Wierzcie lub nie, ale jestem pewien, że za kilka lat to „Cztery i pół” będzie uchodziło za najlepszy album w dorobku Łony i Webbera. Panowie na tamtej płycie osiągnęli idealny balans: producent nie próbuje już ciąć sampli jak DJ Premier, a jego elektroniczne wycieczki nabrały wreszcie kompletnego kształtu, brzmienia i klimatu; Łona w kilku momentach znów potrafi rozbawić, ale czymś, co stawia go w ścisłej czołówce polskiej sceny, to teksty z gatunku tych bardziej poważnych, błyskotliwe i cholernie przenikliwe. Tak jest z „Bez mapy”, nagraniem reprezentatywnym dla całej płyty. Ten tekst sprytnie gra z motywem powrotu do domu po pijackiej imprezie, ale mówi dużo więcej – że XX-wieczna historia, wpisana w odwiedzane miejsca, też być może była pisana przez nie do końca trzeźwych, zamroczonych ludzi.

Rasmentalism / W.E.N.A. (na zdjęciu) – „Na wstecznym”
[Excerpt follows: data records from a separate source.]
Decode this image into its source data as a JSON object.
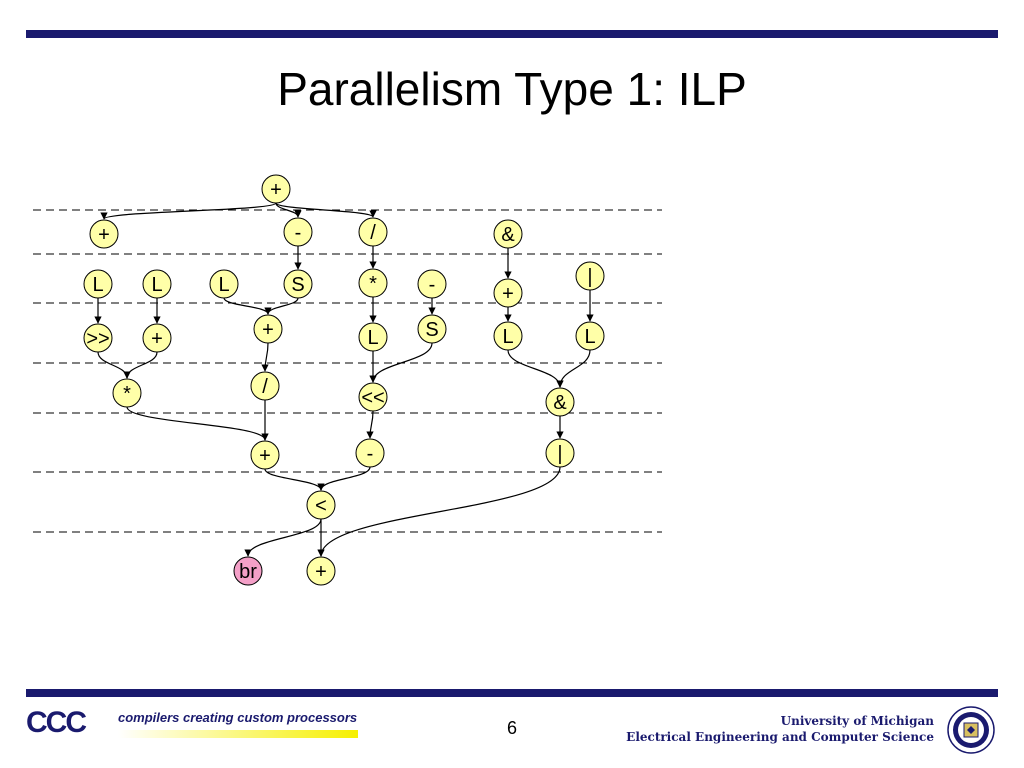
{
  "slide": {
    "title": "Parallelism Type 1:  ILP",
    "page_number": "6"
  },
  "footer": {
    "logo_mark": "CCC",
    "logo_tagline": "compilers creating custom processors",
    "university": "University of Michigan",
    "department": "Electrical Engineering and Computer Science"
  },
  "colors": {
    "bar": "#1a1a6e",
    "node_fill": "#ffffa8",
    "branch_fill": "#f4a0c8"
  },
  "nodes": [
    {
      "id": "n-top-add",
      "label": "+"
    },
    {
      "id": "n-add-1",
      "label": "+"
    },
    {
      "id": "n-sub-1",
      "label": "-"
    },
    {
      "id": "n-div-1",
      "label": "/"
    },
    {
      "id": "n-and-1",
      "label": "&"
    },
    {
      "id": "n-load-1",
      "label": "L"
    },
    {
      "id": "n-load-2",
      "label": "L"
    },
    {
      "id": "n-load-3",
      "label": "L"
    },
    {
      "id": "n-store-1",
      "label": "S"
    },
    {
      "id": "n-mul-1",
      "label": "*"
    },
    {
      "id": "n-sub-2",
      "label": "-"
    },
    {
      "id": "n-add-2",
      "label": "+"
    },
    {
      "id": "n-or-1",
      "label": "|"
    },
    {
      "id": "n-shr",
      "label": ">>"
    },
    {
      "id": "n-add-3",
      "label": "+"
    },
    {
      "id": "n-add-4",
      "label": "+"
    },
    {
      "id": "n-load-4",
      "label": "L"
    },
    {
      "id": "n-store-2",
      "label": "S"
    },
    {
      "id": "n-load-5",
      "label": "L"
    },
    {
      "id": "n-load-6",
      "label": "L"
    },
    {
      "id": "n-mul-2",
      "label": "*"
    },
    {
      "id": "n-div-2",
      "label": "/"
    },
    {
      "id": "n-shl",
      "label": "<<"
    },
    {
      "id": "n-and-2",
      "label": "&"
    },
    {
      "id": "n-add-5",
      "label": "+"
    },
    {
      "id": "n-sub-3",
      "label": "-"
    },
    {
      "id": "n-or-2",
      "label": "|"
    },
    {
      "id": "n-lt",
      "label": "<"
    },
    {
      "id": "n-br",
      "label": "br",
      "branch": true
    },
    {
      "id": "n-add-6",
      "label": "+"
    }
  ],
  "edges": [
    [
      "n-top-add",
      "n-add-1"
    ],
    [
      "n-top-add",
      "n-sub-1"
    ],
    [
      "n-top-add",
      "n-div-1"
    ],
    [
      "n-sub-1",
      "n-store-1"
    ],
    [
      "n-div-1",
      "n-mul-1"
    ],
    [
      "n-and-1",
      "n-add-2"
    ],
    [
      "n-or-1",
      "n-load-6"
    ],
    [
      "n-load-1",
      "n-shr"
    ],
    [
      "n-load-2",
      "n-add-3"
    ],
    [
      "n-load-3",
      "n-add-4"
    ],
    [
      "n-store-1",
      "n-add-4"
    ],
    [
      "n-mul-1",
      "n-load-4"
    ],
    [
      "n-sub-2",
      "n-store-2"
    ],
    [
      "n-add-2",
      "n-load-5"
    ],
    [
      "n-shr",
      "n-mul-2"
    ],
    [
      "n-add-3",
      "n-mul-2"
    ],
    [
      "n-add-4",
      "n-div-2"
    ],
    [
      "n-load-4",
      "n-shl"
    ],
    [
      "n-store-2",
      "n-shl"
    ],
    [
      "n-load-5",
      "n-and-2"
    ],
    [
      "n-load-6",
      "n-and-2"
    ],
    [
      "n-mul-2",
      "n-add-5"
    ],
    [
      "n-div-2",
      "n-add-5"
    ],
    [
      "n-shl",
      "n-sub-3"
    ],
    [
      "n-and-2",
      "n-or-2"
    ],
    [
      "n-add-5",
      "n-lt"
    ],
    [
      "n-sub-3",
      "n-lt"
    ],
    [
      "n-lt",
      "n-br"
    ],
    [
      "n-lt",
      "n-add-6"
    ],
    [
      "n-or-2",
      "n-add-6"
    ]
  ]
}
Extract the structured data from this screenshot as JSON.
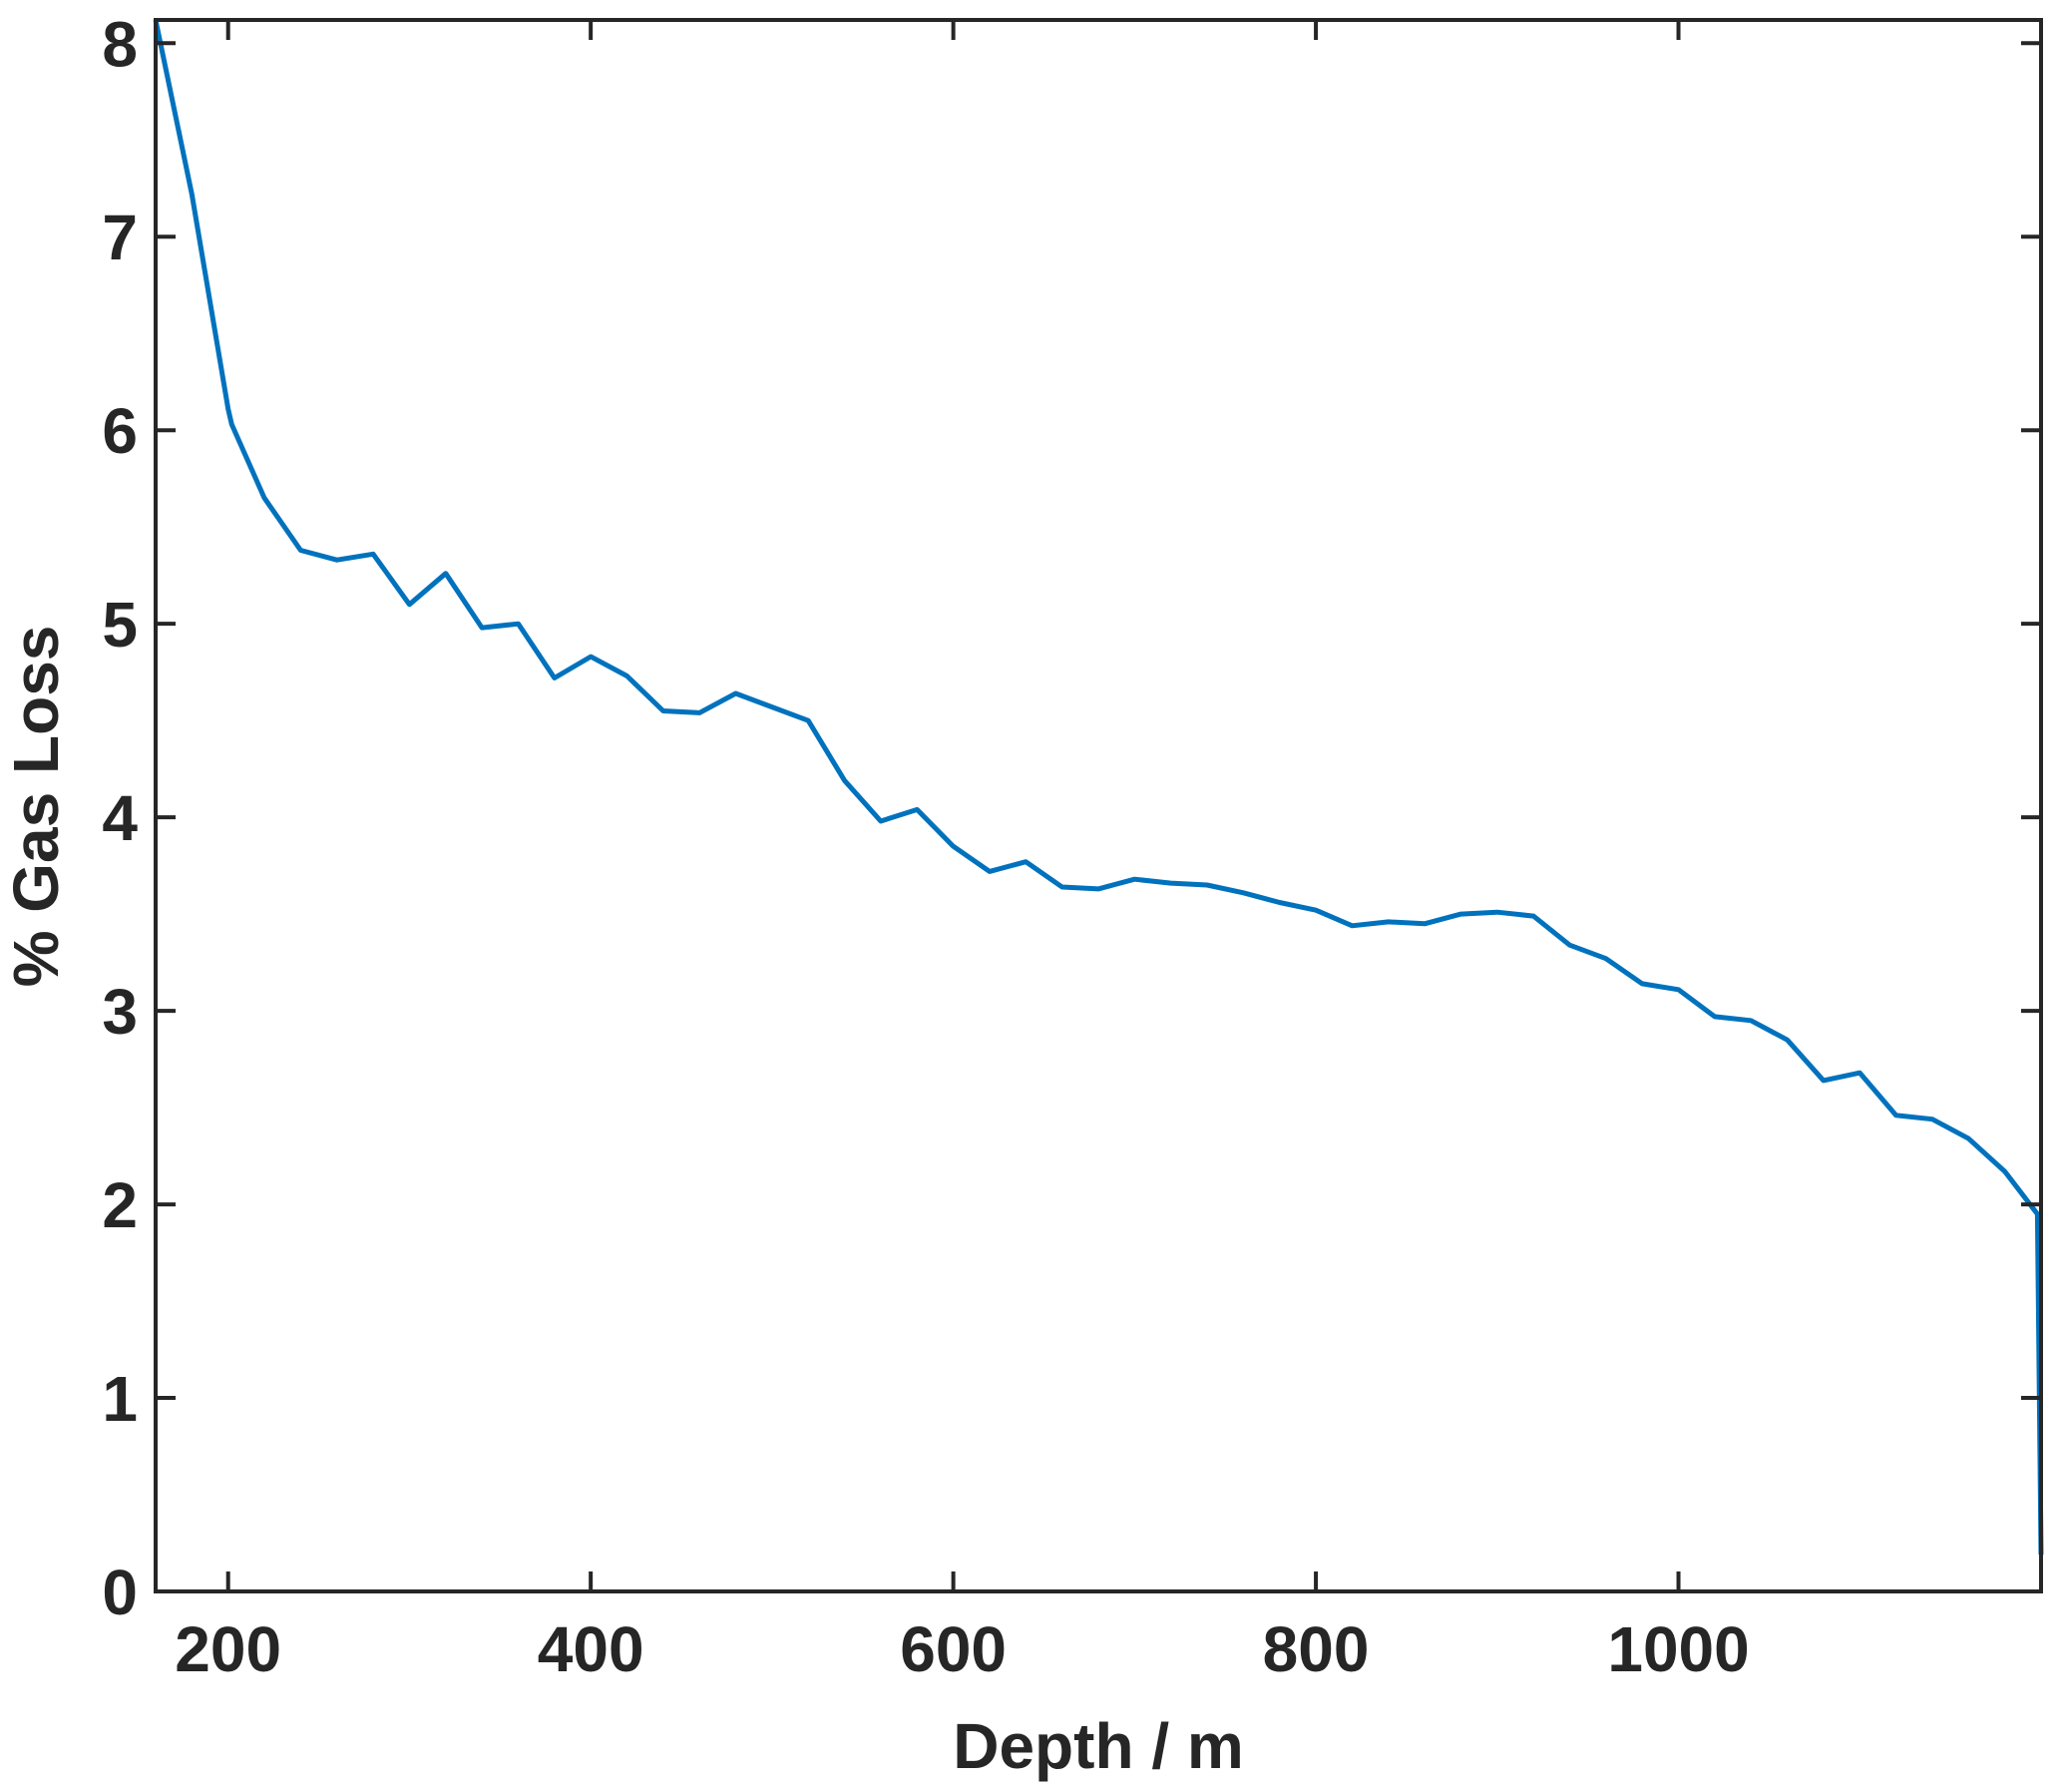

Coś o dłuższych podróżach, niekoniecznie tych z wyboru. Duet z charakterystycznymi dla „Dużych rzeczy” luzem, pomysłowością i pewnością siebie chwyta za – co nie jest wcale regułą w przypadku tego albumu – trudny temat, gdy namacalny dystans w przestrzeni często, niestety, pokrywa się z rosnącym oddaleniem emocjonalnym, a szansą na poprawę relacji są głównie powroty w rodzinne strony. Szczególnie czuły na niuanse i celny w obserwacjach jest Ras, który stwierdza: „Widzimy się za krótko, więc pijemy za szybko”, po czym dodaje: „Chłopaki węszą trotyl / Bo to jest naszą bombą wspomnień i kwestią głupoty”.